Twenty Experiments For The Artist
Not all of us are experimenters - some of us are timid, preferring the safe haven of established procedures to the wild seas of new experience. And that is about as much colourful imagery from me as you can stand.
We're selling paper. Ilford paper for inkjet printers. Heaven knows we sell a lot of it, because the stuff we sell is standard paper that works pretty much every time.
Oh, you can still fail - you can have horrible uncontrolled images in your computer and send them to your printer in a horrible uncontrolled way and get hideous results. But that is a matter of morality and screen calibration - we sell calibrators and there are people who can teach you morality. Ilford just provides good paper.
The types we sell most of are their Galerie Smooth Pearl and Smooth Gloss. Get within a coo-ee of the right colour management and use fresh ink and you'll never be disappointed in the results. That's a given.
But if you wish to try your eye, luck, and ink on a bit more artistic result, you may want to try different surfaces and consistencies in the paper - specifically you may want to print on matt paper with dedicated black ink. Some images become perfect in this way, but you might need to try it out in several ways before settling on the best choice for you. Here's where Ilford help - they sell a test-pack for fine-art printing and you can see in A4 size what your printing chain is capable of.

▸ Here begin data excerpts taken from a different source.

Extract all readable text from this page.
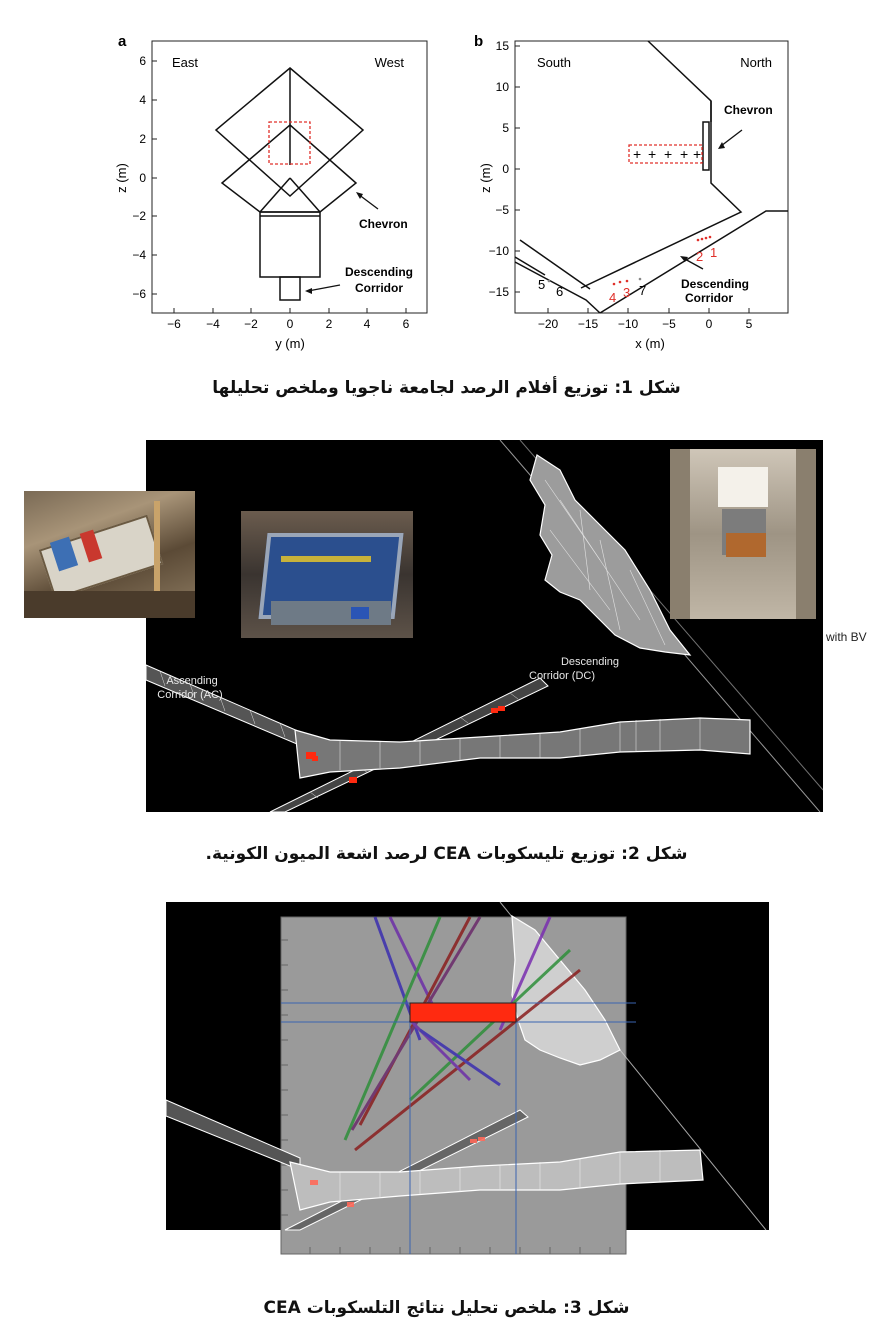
a
−6 −4 −2 0	2	4	6
y (m)
6
4
2
0
−2
−4
−6
z (m)
East	West
Chevron
Descending
Corridor
b
−20 −15 −10 −5 0	5
x (m)
15
10
5
0
−5
−10
−15
z (m)
South	North
+ + + + +
Chevron
Descending
Corridor
1
2
3
4
5 6	7
شكل 1: توزيع أفلام الرصد لجامعة ناجويا وملخص تحليلها
Ascending
Corridor (AC)
Descending
Corridor (DC)
with BV
شكل 2: توزيع تليسكوبات CEA لرصد اشعة الميون الكونية.
شكل 3: ملخص تحليل نتائج التلسكوبات CEA
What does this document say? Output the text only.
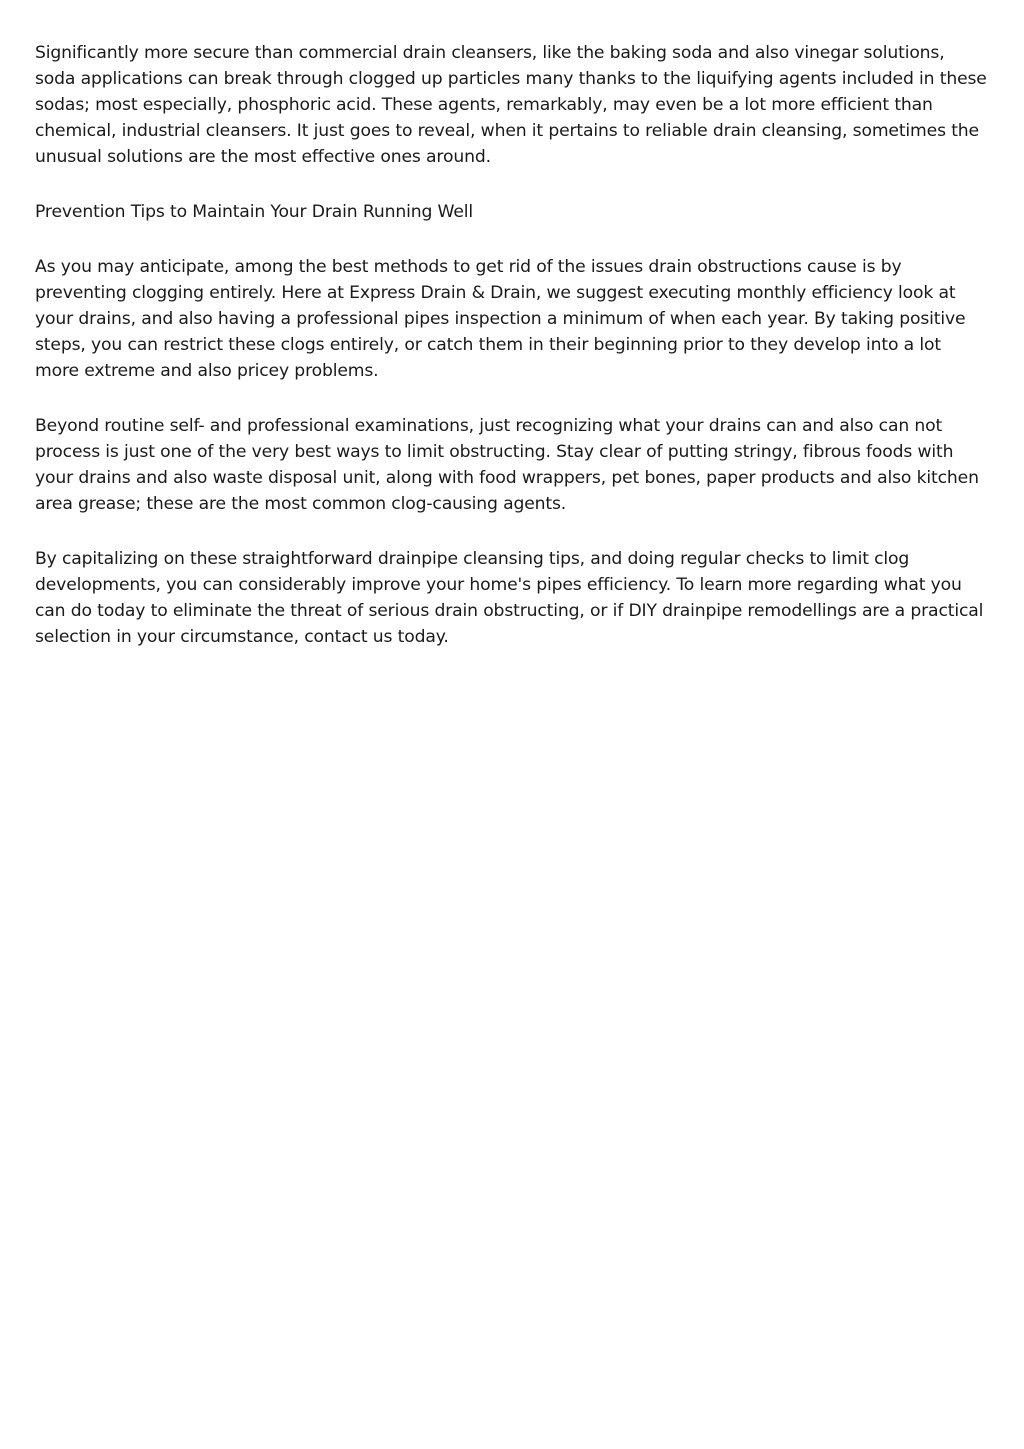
Significantly more secure than commercial drain cleansers, like the baking soda and also vinegar solutions, soda applications can break through clogged up particles many thanks to the liquifying agents included in these sodas; most especially, phosphoric acid. These agents, remarkably, may even be a lot more efficient than chemical, industrial cleansers. It just goes to reveal, when it pertains to reliable drain cleansing, sometimes the unusual solutions are the most effective ones around.

Prevention Tips to Maintain Your Drain Running Well

As you may anticipate, among the best methods to get rid of the issues drain obstructions cause is by preventing clogging entirely. Here at Express Drain & Drain, we suggest executing monthly efficiency look at your drains, and also having a professional pipes inspection a minimum of when each year. By taking positive steps, you can restrict these clogs entirely, or catch them in their beginning prior to they develop into a lot more extreme and also pricey problems.

Beyond routine self- and professional examinations, just recognizing what your drains can and also can not process is just one of the very best ways to limit obstructing. Stay clear of putting stringy, fibrous foods with your drains and also waste disposal unit, along with food wrappers, pet bones, paper products and also kitchen area grease; these are the most common clog-causing agents.

By capitalizing on these straightforward drainpipe cleansing tips, and doing regular checks to limit clog developments, you can considerably improve your home's pipes efficiency. To learn more regarding what you can do today to eliminate the threat of serious drain obstructing, or if DIY drainpipe remodellings are a practical selection in your circumstance, contact us today.
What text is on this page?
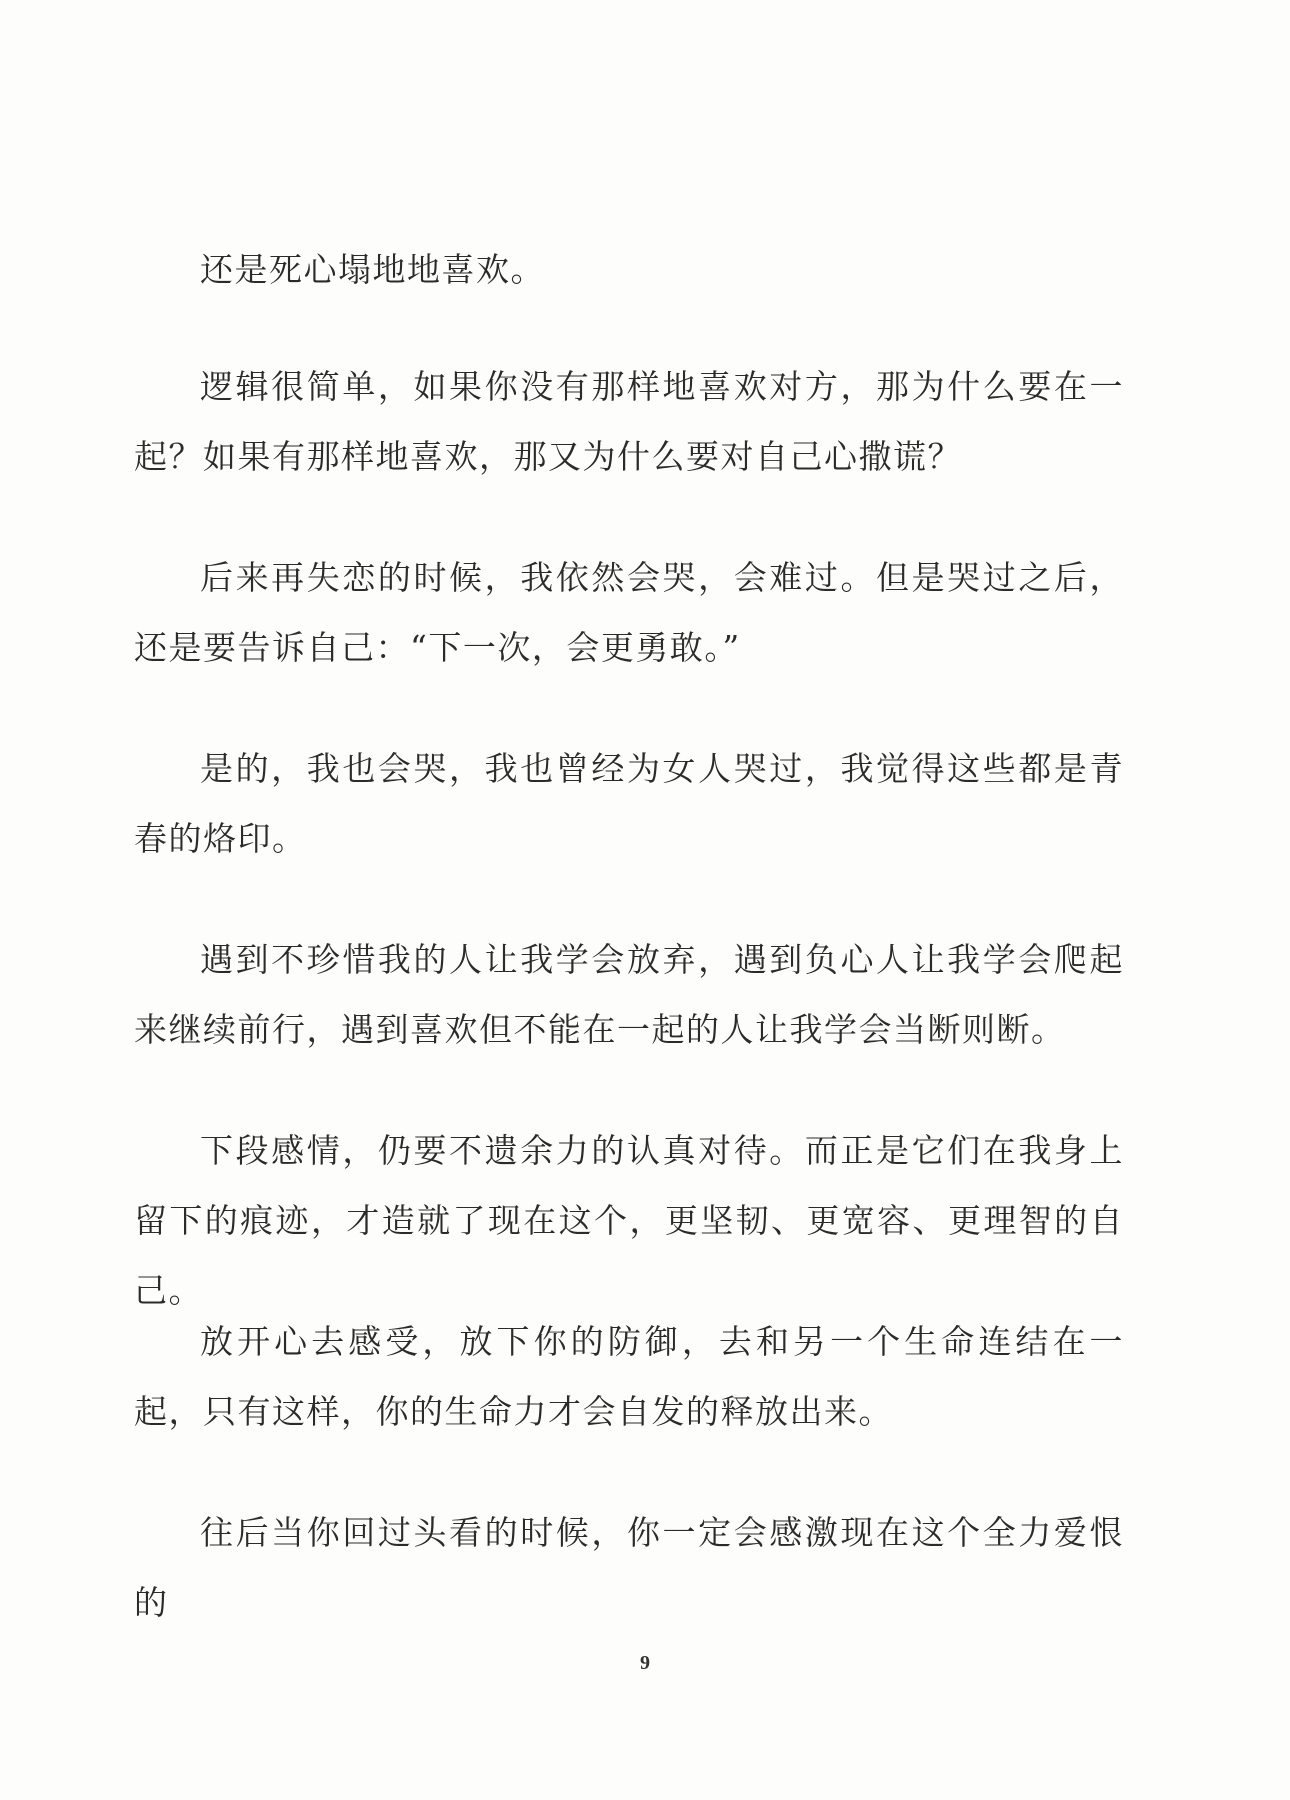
还是死心塌地地喜欢。

逻辑很简单，如果你没有那样地喜欢对方，那为什么要在一起？如果有那样地喜欢，那又为什么要对自己心撒谎？

后来再失恋的时候，我依然会哭，会难过。但是哭过之后，还是要告诉自己：“下一次，会更勇敢。”

是的，我也会哭，我也曾经为女人哭过，我觉得这些都是青春的烙印。

遇到不珍惜我的人让我学会放弃，遇到负心人让我学会爬起来继续前行，遇到喜欢但不能在一起的人让我学会当断则断。

下段感情，仍要不遗余力的认真对待。而正是它们在我身上留下的痕迹，才造就了现在这个，更坚韧、更宽容、更理智的自己。

放开心去感受，放下你的防御，去和另一个生命连结在一起，只有这样，你的生命力才会自发的释放出来。

往后当你回过头看的时候，你一定会感激现在这个全力爱恨的

9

The pack has 20 sheets - 5 each of the following:
Galerie Cotton Artist Textured
Galerie Gold Fibre Gloss
Galerie Textured Cotton Rag
Galerie Smooth Cotton Rag
They are all 310 gsm and vary in resolution. Obviously the Gold Fibre Gloss has the finest resolution as it is intended to run with gloss ink - the others are matt. You can download printing profiles for these easily from the instruction sheet packed with the paper.
5 sheets is enough to dabble a couple of times with tones and brightness and still leave enough paper to produce a series of prints that can be compared one with the other. Every printer eventually has a mental image of what they wish to achieve and this is a good way to show yourself the possibilities on your actual machine. It might not be fine art, but it can be helpful art.